A Federal High Court in Lagos Friday issued an order directing two commercial banks to surrender N1.4 billion Paris and London Club loans in their custody.
Justice Mojisola Olatoregun ordered the banks to temporarily forfeit the loans. Olatoregun made the order while granting an ex-parte application filed and argued before her court by the Economic and Financial Crimes Commission (EFCC) through its lawyer, Mr Ekene Iheanacho.
Listed as respondents in the suit are Melrose General Services Limited: WASP Networks Ltd and Thebe Wellness Services.
The report (Vanguard):
The court also ordered the EFCC to notify whoever is interested in the said money to appear before it and show cause why same should not be finally forfeited.
The Judge directed the EFCC to publish the temporary forfeiture order in a National newspaper for the respondents or anyone who is interested in the money to appear before the court and show cause within 14 days why final forfeiture order will not be made.
The EFCC in an affidavit deposed to by one of its investigators, Usman Zakari, stated that on May 26, 2016, the 36 state-governors through the Nigerian Governors Forum (NGF) engaged the services of a consortium of consultants.
He said it was for the purpose of verification, reconciliation and recovery of over-deductions on Paris and London Club Loans on the account of states and local government between 1995 to 2002.
The deponent stated that the consortium carried out the said assignment of verification, reconciliation and recovery of the said Paris and London Club loans on the states and local government between 1995 and 2002.
He said it came up with a total sum of $6. 483, 282, 424. 61, as due for a refund to the states.
He stated that the report of the Consortium dated Aug. 31, 2016, showing a break down of the debt profile state by state and over-deductions was addressed to the Minister of Finance and that the report was submitted to the NGF.
He further stated that following the report, the President of the Federal Republic of Nigeria approved an initial payment of the sum of 1.7 million dollars for the benefit of the various states.
He also stated that in line with the request of the state governors, the Ministry of Finance through the Central Bank of Nigeria (CBN), paid the sum of 86 million dollars and N19 billion, respectfully into the Bank accounts for the NGF, purportedly to defray incidental expenses.
He also stated that the said sum was paid into one of the Bank account’s of NGF on Dec. 8, 2016; and on Dec.14, 2016.
The NGF paid the sum of N4.3 billion to the Consortium as part of agreed consultancy fee.

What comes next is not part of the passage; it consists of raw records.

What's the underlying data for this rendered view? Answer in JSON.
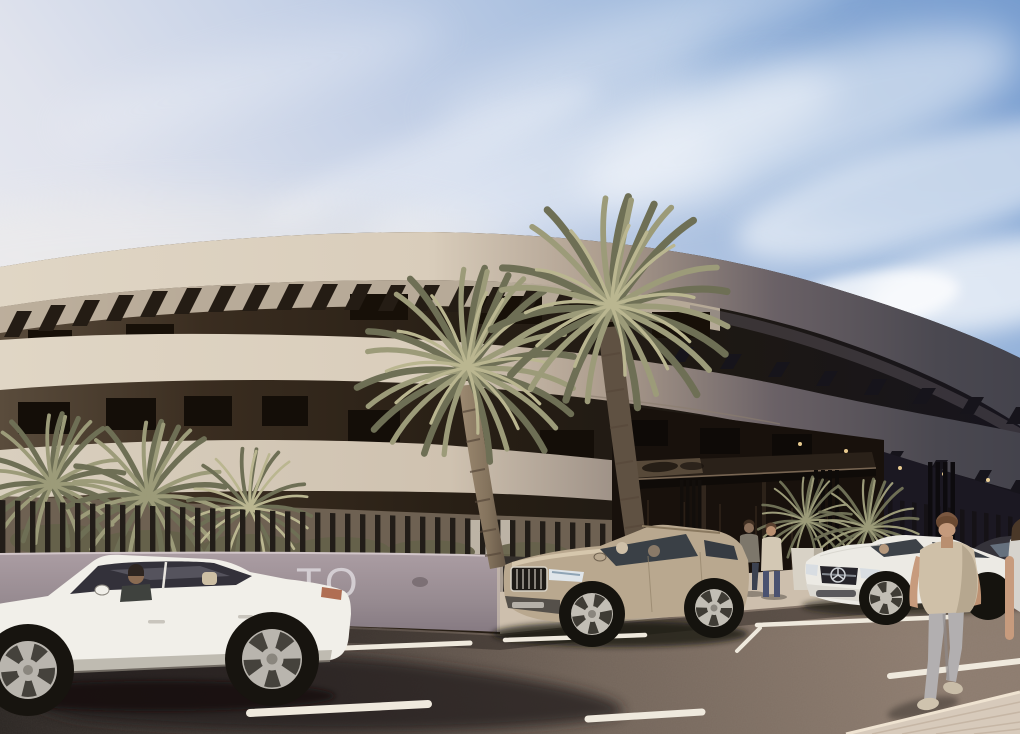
{
  "meta": {
    "title": "Architectural render — curved apartment building with palms, parked cars and pedestrians"
  },
  "scene": {
    "description": "Sunny exterior rendering of a modern curved three-storey residential building with rooftop pergola slats, dark recessed balconies, an entrance canopy, palm trees, a slatted fence over a mauve wall, parked cars on the street and people walking",
    "sign": {
      "text": "TO"
    },
    "objects": {
      "building": "curved cream apartment block, shadowed right wing",
      "vehicles": [
        "white sedan",
        "champagne SUV",
        "white Mercedes sedan",
        "dark grey car"
      ],
      "people": [
        "driver in sedan",
        "two SUV occupants",
        "two people at entrance",
        "man walking in foreground",
        "partial pedestrian at right edge"
      ],
      "vegetation": [
        "two tall center palms",
        "left palm cluster",
        "entrance palm bushes"
      ]
    },
    "colors": {
      "sky_blue": "#7fa3d4",
      "sky_pale": "#f2f1f2",
      "cloud": "#ffffff",
      "facade_cream": "#ddd3c2",
      "facade_shadow": "#46444e",
      "recess": "#2c2218",
      "pergola": "#241c14",
      "teeth": "#16141b",
      "wall": "#9b8e94",
      "sign": "#d9d4d8",
      "fence": "#221d18",
      "ground": "#7a6a56",
      "walkway": "#cdbfad",
      "road": "#7d6f64",
      "road_shadow": "#241f1c",
      "marking": "#efe9dd",
      "sidewalk": "#d7cabb",
      "palm_light": "#9c9b79",
      "palm_dark": "#6e6f55",
      "palm_highlight": "#bab690",
      "trunk": "#8d7c64",
      "sedan": "#f1efe9",
      "suv": "#b9a88f",
      "mercedes": "#eceae4",
      "dark_car": "#35333a",
      "glass": "#3a4046",
      "skin": "#c79b7d",
      "shirt": "#cfc0a8",
      "jeans": "#b2afb0",
      "hair": "#6b4a33",
      "canopy": "#2a2119",
      "planter": "#d8d2c6",
      "downlight": "#ffdf9e"
    }
  }
}
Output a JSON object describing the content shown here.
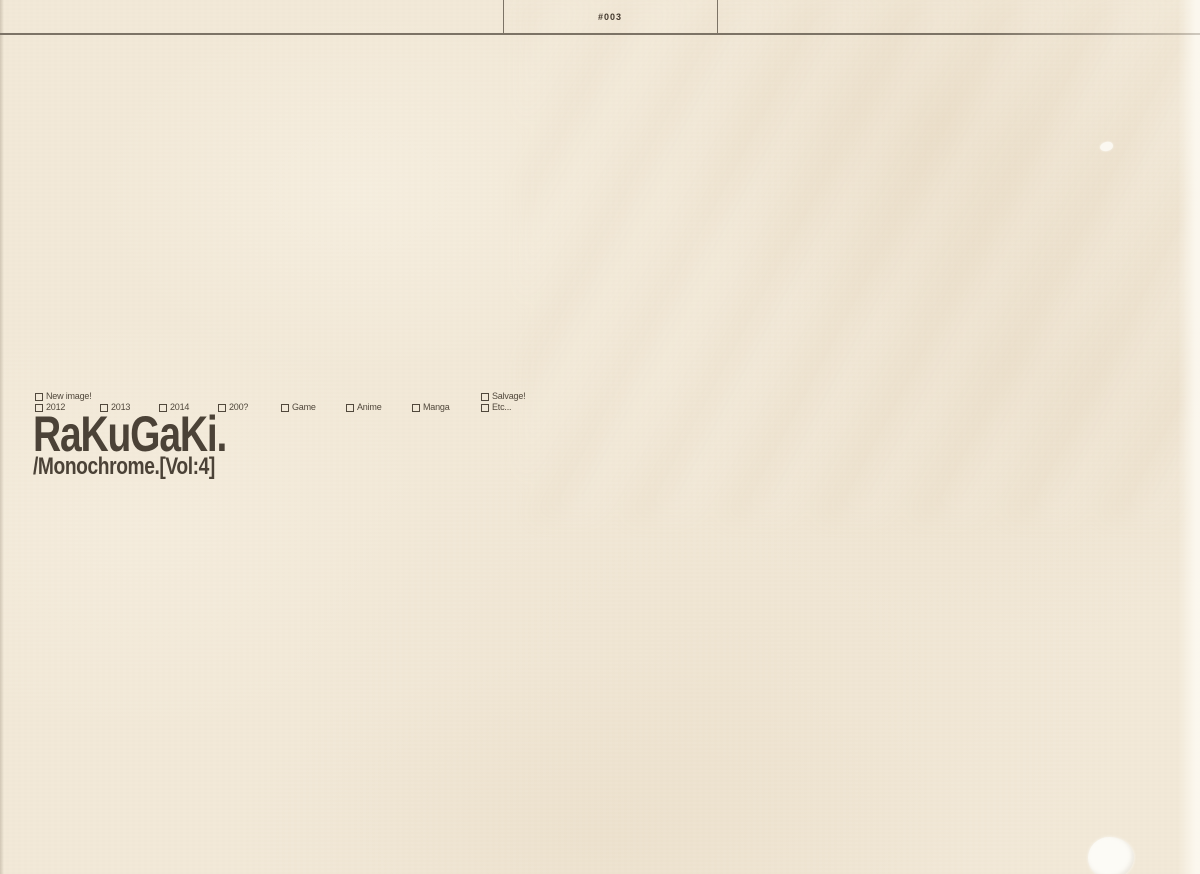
{
  "header": {
    "page_number": "#003"
  },
  "tags": {
    "items": [
      {
        "label": "New image!"
      },
      {
        "label": "2012"
      },
      {
        "label": "2013"
      },
      {
        "label": "2014"
      },
      {
        "label": "200?"
      },
      {
        "label": "Game"
      },
      {
        "label": "Anime"
      },
      {
        "label": "Manga"
      },
      {
        "label": "Salvage!"
      },
      {
        "label": "Etc..."
      }
    ]
  },
  "title": {
    "main": "RaKuGaKi.",
    "sub": "/Monochrome.[Vol:4]"
  },
  "colors": {
    "paper": "#f2e9d8",
    "ink": "#4b4237",
    "rule": "#7c7366",
    "tag_ink": "#51483c"
  }
}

It was also stated that the first respondent, Melrose General Services Ltd, whose alter ego is one Robert Mbonu, was never engaged by the NGF to carry out any consultancy services in relation to the said Paris and London Club refund.
He averred and that in order to obtain public fund, the first respondent recopied and misinterpreted the work of the Consortium to the NGF for payment as if it was first respondent’s work.
He added that based on the act of Mbonu, the first respondent was paid the sum of N3.5 billion by the NGF on Dec.14, 2016, while no consultancy job was executed by the first respondent on behalf of the NGF.
He added that the first respondent account with one of the banks, was negative when the sum of N3.5 billion was credited to it.
He said that between Dec. 15, 2016 and Jan. 20, 2017, the first respondent moved out about N2 billion, in order to launder the money leaving a balance of N1.2 billion before the intervention of the EFCC.
According to the lawyer, the sum of N220 million was voluntarily returned by the first and second respondents, whose representatives also made extra judicial statements.
He thereby stated that interim order of the Court was necessary to forfeit to the Federal government of Nigeria the sum of N1.2 billion in one of the bank’s accounts of the first respondent and the sum of N220 million recovered from both second and third respondents.
The matter has been adjourned until Oct. 30 for hearing.